# Memo

## Transformation Operations

* **Functions**
  * filter(boolean) - keep elements when boolean is true
  * flatMap - similar to Map, but FlatMap allows returning 0, 1 or more elements. It applies to each element of RDD and it returns the result as new RDD.
  * flatMapValues - similar to flatMap, operates on the value only.
  * map- operates on the entire record
  * mapValues - operates on the value only
  * reduceByKey -  sum up value(s) by key
    * rdd.reduceByKey((x,y) => x + y)  // x is one of the two values, y is the other.
    * rdd.reduceByKey(lambda x, y: x + y)  // with lambda style
* **Remark**
  * With key/value data, use mapValues() / flatMapValues() instead of map() / flatMap() if the transformation doesn't affect the keys for efficiency.
  * About partitioning: if you applied any custom partitioning to your RDD (e.g. using partitionBy), using map would "forget" that partitioner (the result will revert to default partitioning) as the keys might have changed; mapValues, however, preserves any partitioner set on the RDD.

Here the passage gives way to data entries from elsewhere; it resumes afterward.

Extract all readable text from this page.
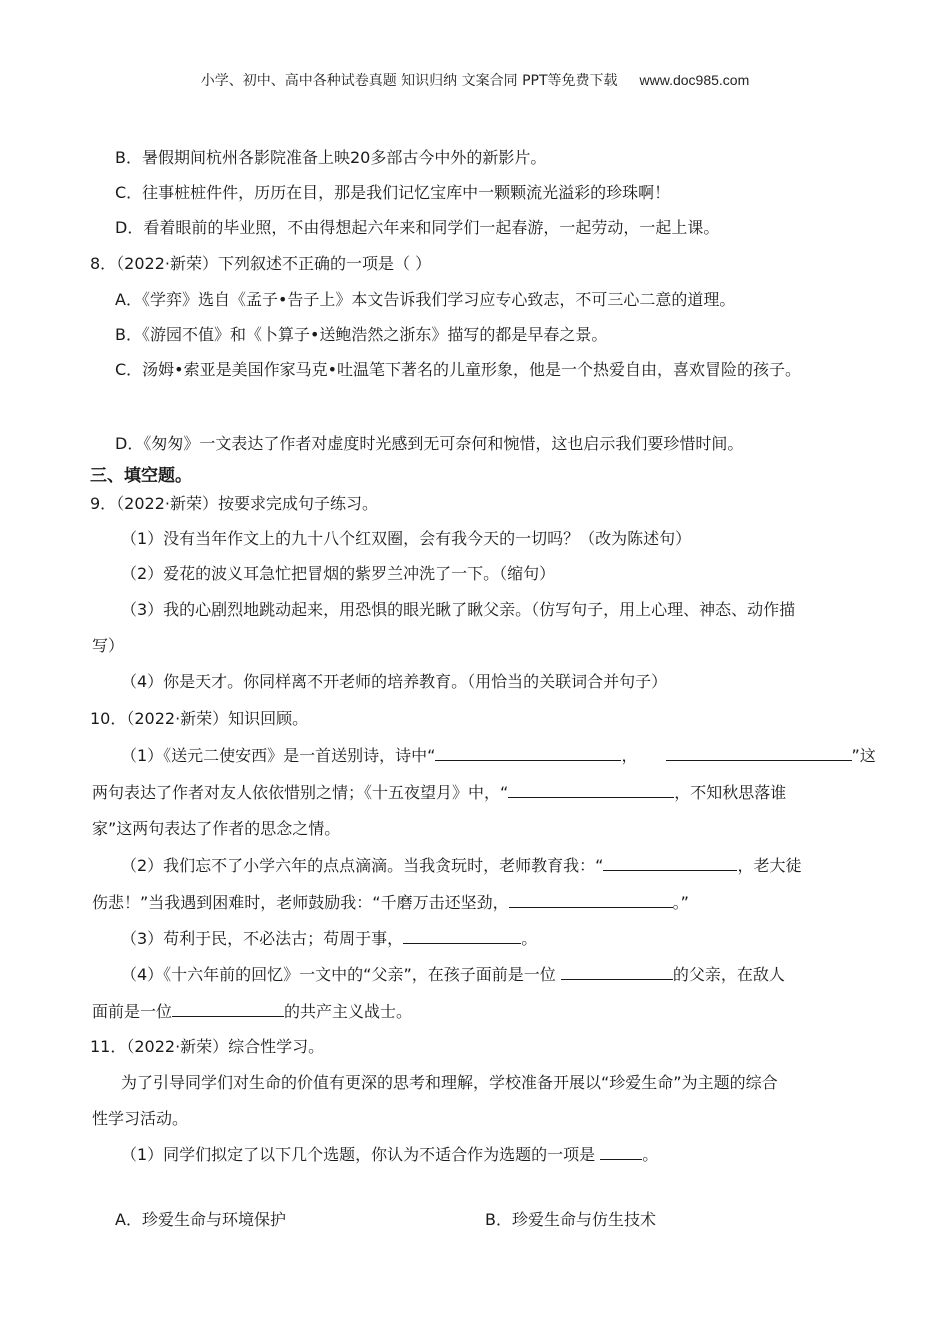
小学、初中、高中各种试卷真题 知识归纳 文案合同 PPT等免费下载 www.doc985.com
B．暑假期间杭州各影院准备上映20多部古今中外的新影片。
C．往事桩桩件件，历历在目，那是我们记忆宝库中一颗颗流光溢彩的珍珠啊！
D．看着眼前的毕业照，不由得想起六年来和同学们一起春游，一起劳动，一起上课。
8．（2022·新荣）下列叙述不正确的一项是（ ）
A．《学弈》选自《孟子•告子上》本文告诉我们学习应专心致志，不可三心二意的道理。
B．《游园不值》和《卜算子•送鲍浩然之浙东》描写的都是早春之景。
C．汤姆•索亚是美国作家马克•吐温笔下著名的儿童形象，他是一个热爱自由，喜欢冒险的孩子。
D．《匆匆》一文表达了作者对虚度时光感到无可奈何和惋惜，这也启示我们要珍惜时间。
三、填空题。
9．（2022·新荣）按要求完成句子练习。
（1）没有当年作文上的九十八个红双圈，会有我今天的一切吗？（改为陈述句）
（2）爱花的波义耳急忙把冒烟的紫罗兰冲洗了一下。（缩句）
（3）我的心剧烈地跳动起来，用恐惧的眼光瞅了瞅父亲。（仿写句子，用上心理、神态、动作描
写）
（4）你是天才。你同样离不开老师的培养教育。（用恰当的关联词合并句子）
10．（2022·新荣）知识回顾。
（1）《送元二使安西》是一首送别诗，诗中“	，	”这
两句表达了作者对友人依依惜别之情；《十五夜望月》中，“	，不知秋思落谁
家”这两句表达了作者的思念之情。
（2）我们忘不了小学六年的点点滴滴。当我贪玩时，老师教育我：“	，老大徒
伤悲！”当我遇到困难时，老师鼓励我：“千磨万击还坚劲，	。”
（3）苟利于民，不必法古；苟周于事，	。
（4）《十六年前的回忆》一文中的“父亲”，在孩子面前是一位	的父亲，在敌人
面前是一位	的共产主义战士。
11．（2022·新荣）综合性学习。
为了引导同学们对生命的价值有更深的思考和理解，学校准备开展以“珍爱生命”为主题的综合
性学习活动。
（1）同学们拟定了以下几个选题，你认为不适合作为选题的一项是	。
A．珍爱生命与环境保护	B．珍爱生命与仿生技术
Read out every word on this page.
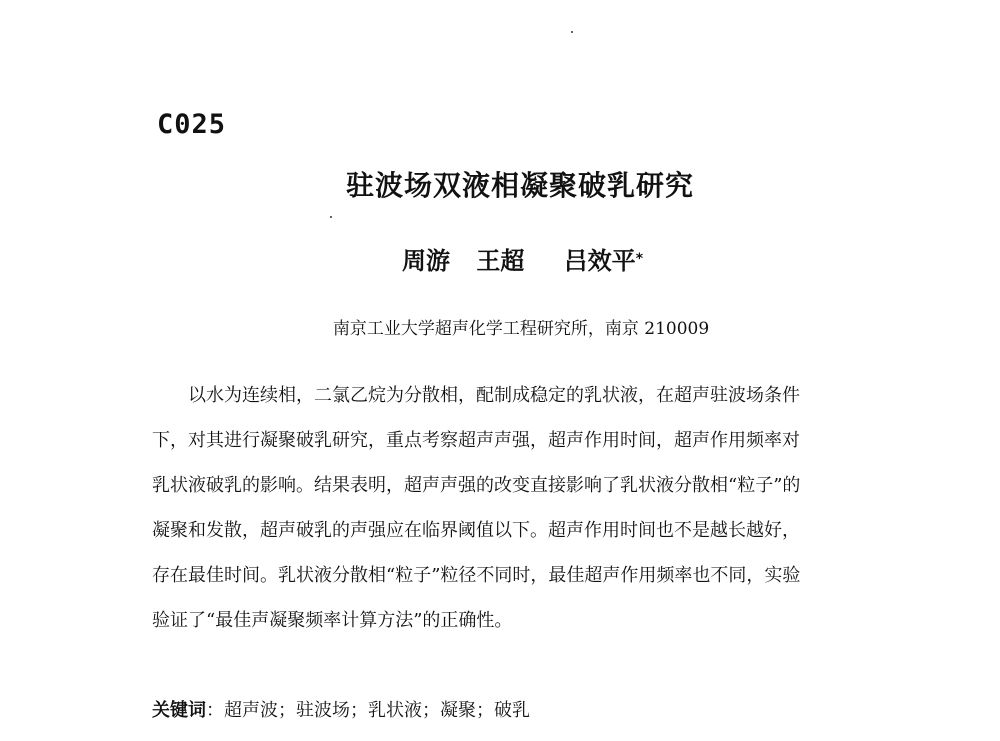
C025
驻波场双液相凝聚破乳研究
周游 王超 吕效平*
南京工业大学超声化学工程研究所，南京 210009
以水为连续相，二氯乙烷为分散相，配制成稳定的乳状液，在超声驻波场条件
下，对其进行凝聚破乳研究，重点考察超声声强，超声作用时间，超声作用频率对
乳状液破乳的影响。结果表明，超声声强的改变直接影响了乳状液分散相“粒子”的
凝聚和发散，超声破乳的声强应在临界阈值以下。超声作用时间也不是越长越好，
存在最佳时间。乳状液分散相“粒子”粒径不同时，最佳超声作用频率也不同，实验
验证了“最佳声凝聚频率计算方法”的正确性。
关键词：超声波；驻波场；乳状液；凝聚；破乳
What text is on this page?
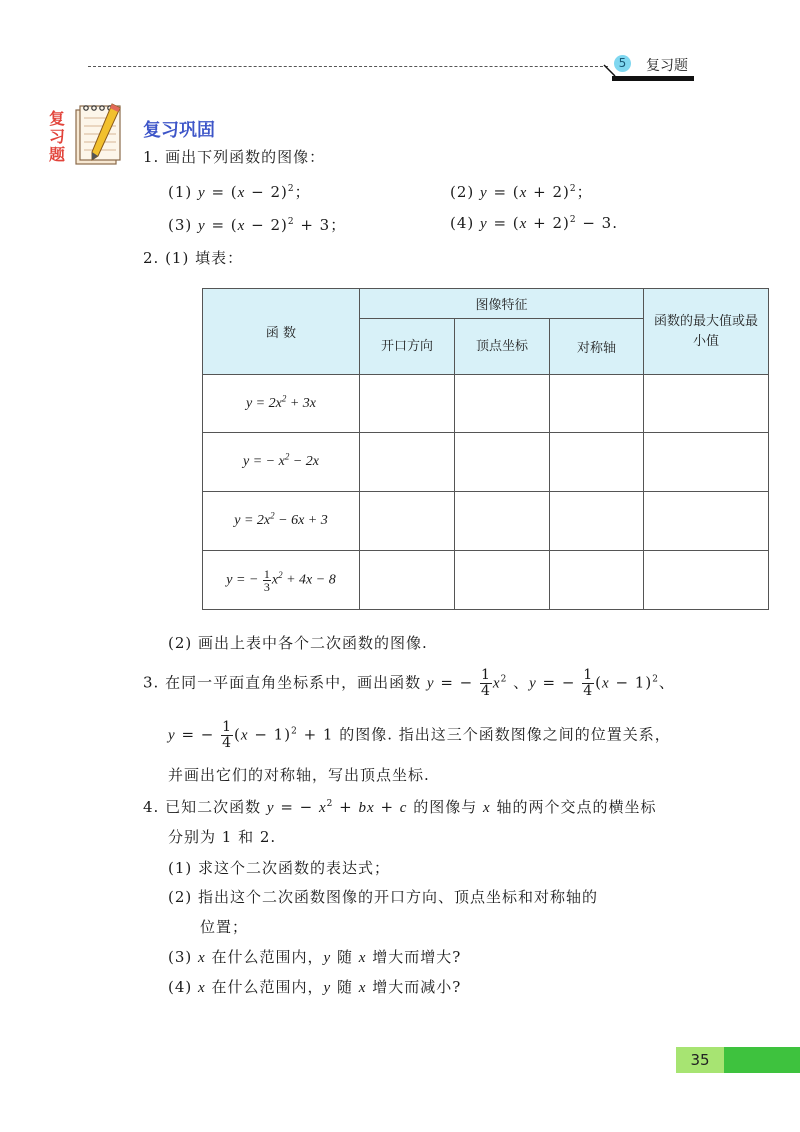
5	复习题
复习题
复习巩固
1. 画出下列函数的图像：
(1) $y = (x - 2)^2$；	(2) $y = (x + 2)^2$；
(3) $y = (x - 2)^2 + 3$；	(4) $y = (x + 2)^2 - 3$.
2. (1) 填表：
函 数	图像特征			函数的最大值或最小值
	开口方向	顶点坐标	对称轴	
$y = 2x^2 + 3x$				
y = − $x^2 - 2x$				
$y = 2x^2 - 6x + 3$				
y = − $\frac{1}{3} x^2 + 4x - 8$				
(2) 画出上表中各个二次函数的图像.
3. 在同一平面直角坐标系中，画出函数 y = − $\frac{1}{4} x^2$ 、y = − $\frac{1}{4} (x - 1)^2$、
y = − $\frac{1}{4} (x - 1)^2 + 1$ 的图像. 指出这三个函数图像之间的位置关系，
并画出它们的对称轴，写出顶点坐标.
4. 已知二次函数 y = − $x^2$ + bx + c 的图像与 x 轴的两个交点的横坐标
分别为 1 和 2.
(1) 求这个二次函数的表达式；
(2) 指出这个二次函数图像的开口方向、顶点坐标和对称轴的
位置；
(3) x 在什么范围内，y 随 x 增大而增大?
(4) x 在什么范围内，y 随 x 增大而减小?
35
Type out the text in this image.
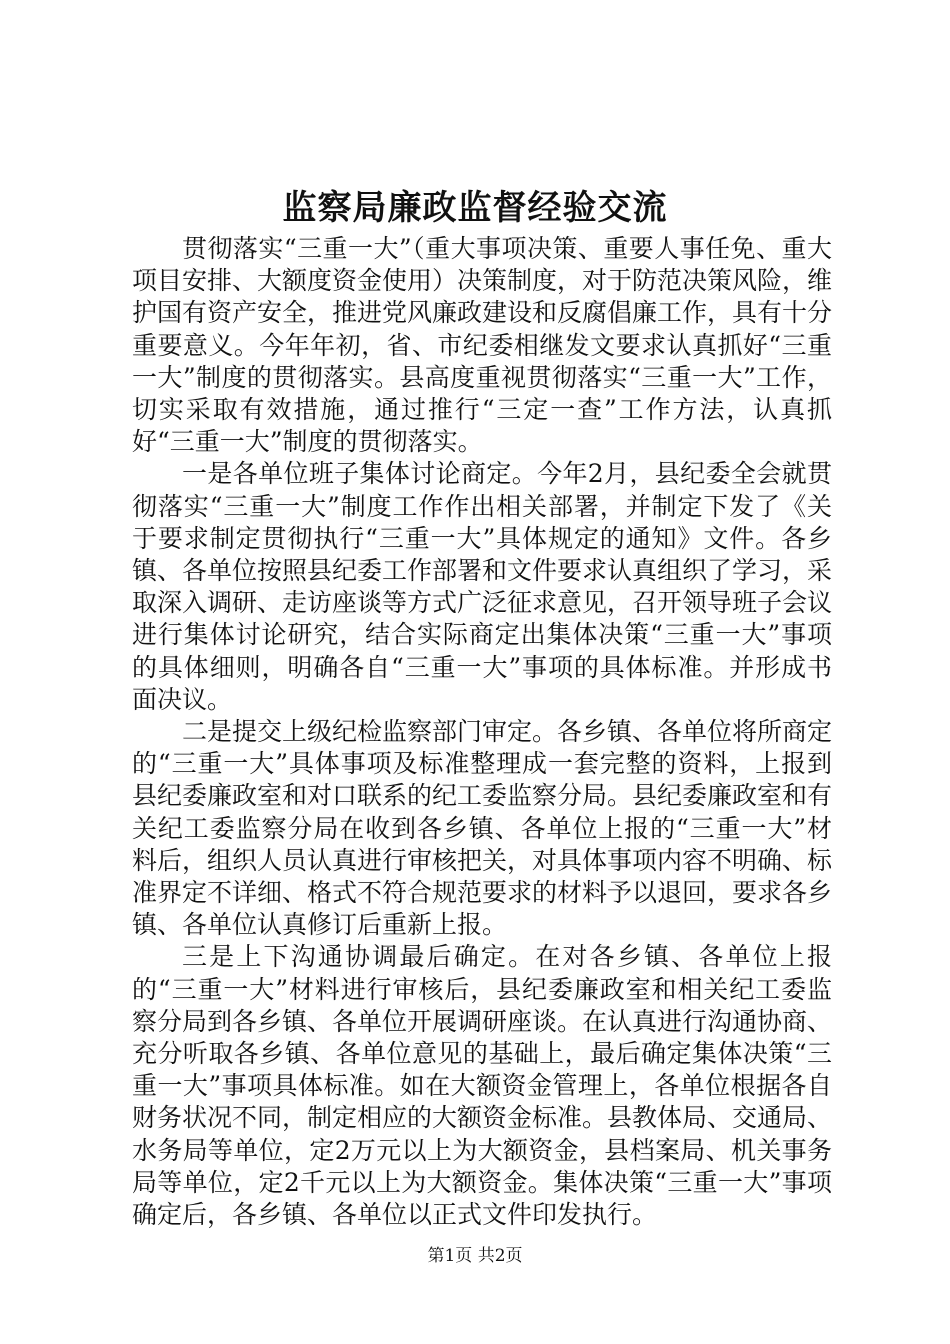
监察局廉政监督经验交流

贯彻落实“三重一大”（重大事项决策、重要人事任免、重大项目安排、大额度资金使用）决策制度，对于防范决策风险，维护国有资产安全，推进党风廉政建设和反腐倡廉工作，具有十分重要意义。今年年初，省、市纪委相继发文要求认真抓好“三重一大”制度的贯彻落实。县高度重视贯彻落实“三重一大”工作，切实采取有效措施，通过推行“三定一查”工作方法，认真抓好“三重一大”制度的贯彻落实。

一是各单位班子集体讨论商定。今年2月，县纪委全会就贯彻落实“三重一大”制度工作作出相关部署，并制定下发了《关于要求制定贯彻执行“三重一大”具体规定的通知》文件。各乡镇、各单位按照县纪委工作部署和文件要求认真组织了学习，采取深入调研、走访座谈等方式广泛征求意见，召开领导班子会议进行集体讨论研究，结合实际商定出集体决策“三重一大”事项的具体细则，明确各自“三重一大”事项的具体标准。并形成书面决议。

二是提交上级纪检监察部门审定。各乡镇、各单位将所商定的“三重一大”具体事项及标准整理成一套完整的资料，上报到县纪委廉政室和对口联系的纪工委监察分局。县纪委廉政室和有关纪工委监察分局在收到各乡镇、各单位上报的“三重一大”材料后，组织人员认真进行审核把关，对具体事项内容不明确、标准界定不详细、格式不符合规范要求的材料予以退回，要求各乡镇、各单位认真修订后重新上报。

三是上下沟通协调最后确定。在对各乡镇、各单位上报的“三重一大”材料进行审核后，县纪委廉政室和相关纪工委监察分局到各乡镇、各单位开展调研座谈。在认真进行沟通协商、充分听取各乡镇、各单位意见的基础上，最后确定集体决策“三重一大”事项具体标准。如在大额资金管理上，各单位根据各自财务状况不同，制定相应的大额资金标准。县教体局、交通局、水务局等单位，定2万元以上为大额资金，县档案局、机关事务局等单位，定2千元以上为大额资金。集体决策“三重一大”事项确定后，各乡镇、各单位以正式文件印发执行。

第1页 共2页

Creating RDD with collection

* parallelize
  * The 2nd parameter is to set the number of partitions which is optional.
* makeRDD

## Shared Variables

* Broadcast Variables

  * A read-only variable cached on each machine.

  ```python
  conf = SparkConf().setMaster("local").setAppName("PopularMovies")
  sc = SparkContext(conf = conf)

  def loadMovieNames():
    movieNames = {}
    with open("ml-100k/u.ITEM") as f:
        for line in f:
            fields = line.split('|')
            movieNames[int(fields[0])] = fields[1]
    return movieNames

  nameDict = sc.broadcast(loadMovieNames())
  ```

  * For example, to give every node a copy of a large input dataset in an efficient manner.&#x20;
* Accumulators
  * Only “added” to through an associative and commutative operation and can therefore be efficiently supported in parallel.